Why the difficulty, the dense passages?

I would say that my language is grounded in what Jan Zwicky calls “the
essential lack of clarity in human experience attendant on the exercise of
our capacity for language.” Aristotle claimed that “not to have one meaning
is to have no meaning,” but ambiguity is essential to language and
consciousness.

In my quotidian experience, my awareness alternately blurs and sharpens.
In my poems, words turn opaque, textured as sound, pitch, rhythm,
woven into design and then they come clear as meanings shaped by that
design. I think we see them and we see through them. Texture and text.
Nontransparent aesthetic form and transparent thematic content. It is
this staging of transparence and density, of appearance and disappearance,
which is, for me, the erotic tension in the work.

Of Torn Awake

I’ve wondered whether it is possible to find a line, syntax, rhythmical
orchestration that would decentralize the subject’s control of the sentence
or, likewise, expand the range of agencies.
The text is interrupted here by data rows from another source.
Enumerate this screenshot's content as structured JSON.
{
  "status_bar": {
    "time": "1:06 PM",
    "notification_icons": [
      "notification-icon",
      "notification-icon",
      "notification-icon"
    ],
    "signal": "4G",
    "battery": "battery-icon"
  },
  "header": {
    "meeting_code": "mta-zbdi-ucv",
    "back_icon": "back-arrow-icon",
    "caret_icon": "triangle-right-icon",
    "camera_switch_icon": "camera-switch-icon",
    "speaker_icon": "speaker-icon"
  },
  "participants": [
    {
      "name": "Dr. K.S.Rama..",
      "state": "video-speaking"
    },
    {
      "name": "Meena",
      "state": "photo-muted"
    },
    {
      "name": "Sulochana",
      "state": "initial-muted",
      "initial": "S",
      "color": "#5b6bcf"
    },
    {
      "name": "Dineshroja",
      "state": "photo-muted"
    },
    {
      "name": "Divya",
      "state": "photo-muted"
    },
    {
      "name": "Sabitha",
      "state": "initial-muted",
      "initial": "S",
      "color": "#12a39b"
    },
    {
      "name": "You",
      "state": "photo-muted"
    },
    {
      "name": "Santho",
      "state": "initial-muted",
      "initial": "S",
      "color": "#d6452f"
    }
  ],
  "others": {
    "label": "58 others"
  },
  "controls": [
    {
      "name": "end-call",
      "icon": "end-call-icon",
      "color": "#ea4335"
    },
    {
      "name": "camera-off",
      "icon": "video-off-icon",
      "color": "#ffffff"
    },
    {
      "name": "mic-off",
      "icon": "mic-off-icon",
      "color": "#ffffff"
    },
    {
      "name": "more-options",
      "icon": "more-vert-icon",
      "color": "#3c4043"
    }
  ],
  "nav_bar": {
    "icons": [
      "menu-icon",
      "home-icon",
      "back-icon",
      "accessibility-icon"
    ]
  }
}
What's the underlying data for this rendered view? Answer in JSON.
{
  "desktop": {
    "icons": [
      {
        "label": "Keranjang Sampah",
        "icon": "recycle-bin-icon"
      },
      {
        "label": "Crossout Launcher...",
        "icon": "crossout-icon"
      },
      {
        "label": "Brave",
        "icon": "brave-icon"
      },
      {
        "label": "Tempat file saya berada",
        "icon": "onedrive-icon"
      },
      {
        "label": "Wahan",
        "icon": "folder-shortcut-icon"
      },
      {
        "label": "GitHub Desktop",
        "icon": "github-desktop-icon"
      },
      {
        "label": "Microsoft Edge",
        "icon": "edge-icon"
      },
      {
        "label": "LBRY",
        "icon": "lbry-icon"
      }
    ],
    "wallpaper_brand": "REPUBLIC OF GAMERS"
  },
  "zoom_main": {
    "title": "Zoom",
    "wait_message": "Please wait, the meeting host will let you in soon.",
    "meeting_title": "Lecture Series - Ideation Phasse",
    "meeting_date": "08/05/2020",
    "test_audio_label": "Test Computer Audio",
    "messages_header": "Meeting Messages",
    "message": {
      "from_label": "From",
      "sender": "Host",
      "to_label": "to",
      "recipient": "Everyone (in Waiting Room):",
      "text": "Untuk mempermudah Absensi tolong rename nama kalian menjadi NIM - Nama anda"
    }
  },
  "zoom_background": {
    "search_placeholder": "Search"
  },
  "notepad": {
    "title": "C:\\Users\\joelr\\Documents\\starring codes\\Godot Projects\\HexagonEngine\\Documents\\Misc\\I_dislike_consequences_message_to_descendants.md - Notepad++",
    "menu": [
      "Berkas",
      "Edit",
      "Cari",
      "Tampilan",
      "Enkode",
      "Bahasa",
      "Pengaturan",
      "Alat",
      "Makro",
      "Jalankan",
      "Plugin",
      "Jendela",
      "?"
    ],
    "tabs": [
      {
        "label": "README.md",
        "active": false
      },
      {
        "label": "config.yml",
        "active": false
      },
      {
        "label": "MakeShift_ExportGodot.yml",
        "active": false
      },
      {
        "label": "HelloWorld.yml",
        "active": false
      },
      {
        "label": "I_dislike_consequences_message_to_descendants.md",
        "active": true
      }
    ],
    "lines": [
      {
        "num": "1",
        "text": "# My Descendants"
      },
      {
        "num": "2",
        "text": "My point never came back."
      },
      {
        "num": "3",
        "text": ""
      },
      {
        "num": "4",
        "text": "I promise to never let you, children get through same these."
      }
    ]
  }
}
As part of that investigation in
reading, these poems have been nourished by Merleau-Ponty’s The Visible
and the Invisible and The Phenomenology of Perception and also by Levinas,
Ricouer, Shusterman, and Henri Bergson.

In an earlier book, Deeds of Utmost Kindness, I tried to work out a lineal
and thematic formalism from geology to write the poems of “The Blue
Rock Collection.” So, for instance, the poem called “Yellow Quartz” is
composed in six lines and references the passage of light because quartz
crystals are hexagonal and pellucid. Later, this came to seem arbitrary to
me. An entertaining, Oulipoean practice, but overly determined.

In Torn Awake’s “Line of Descent,” I wanted the poem to have the look
and feel of that winding, cutting back, vertiginous (hence air on both
sides) descent by foot into the Grand Canyon, and I was remembering,
too, the clarity of the strata as you descend the steeper north face. Of
course you read the stratigraphic layers as you descend, not only visually
but like a Braille. It is impossible not to trace your fingers across the
rocks, to feel the Triassic conglomerates shift into the Permian sandstones
and shales and then into the Redwall limestones. The strata extend and
thin out or are cut away, and sometimes there are abrupt uncomformities
(which the form of the poem about father and son in the KOA bathroom
means to enact—the visual unconformity parsing a geological feature into
a metaphor for the psychological and emotional disconnection between
parent and child). I wanted the line to take all that on.

In “The Hugeness of That Which is Missing,” I’m responding to both
a sense of personal loss for a close friend who died—”weeks after the
[funeral] service, they open a letter”—and to the radioactive poisoning of
the desert. But in the poem, I’m less interested in launching an argument
than in allowing the sensual and meditative to interact, as I feel they do
in my own actual exigent experience. I hope to provide an inherently different
form of insight, one that may be incommensurable with rational
analysis. So the poem’s indeterminacy mirrors its thematic obsession with
faith, belief, what can be known, how we might continue to feel each
other when we are all so blasted, all but overcome by self-concern (“did I
piss it away in talking” or “was it insignificant before I bent my gorgeous
attention over it”), loss (of friendship, of faith in the “fixed point” of a
controlling narrative, of hope), and media’s corruption of language (mistranslation,
the blur of events that dilute experience, equivocation, the
turn of phrase that is a false step).

In “Voiced Stops”: a language as stressed and baroque and emotionally
torqued as the experience, my own anyway, of raising a child beyond all
the myths of raising a child. Of being raised by a child.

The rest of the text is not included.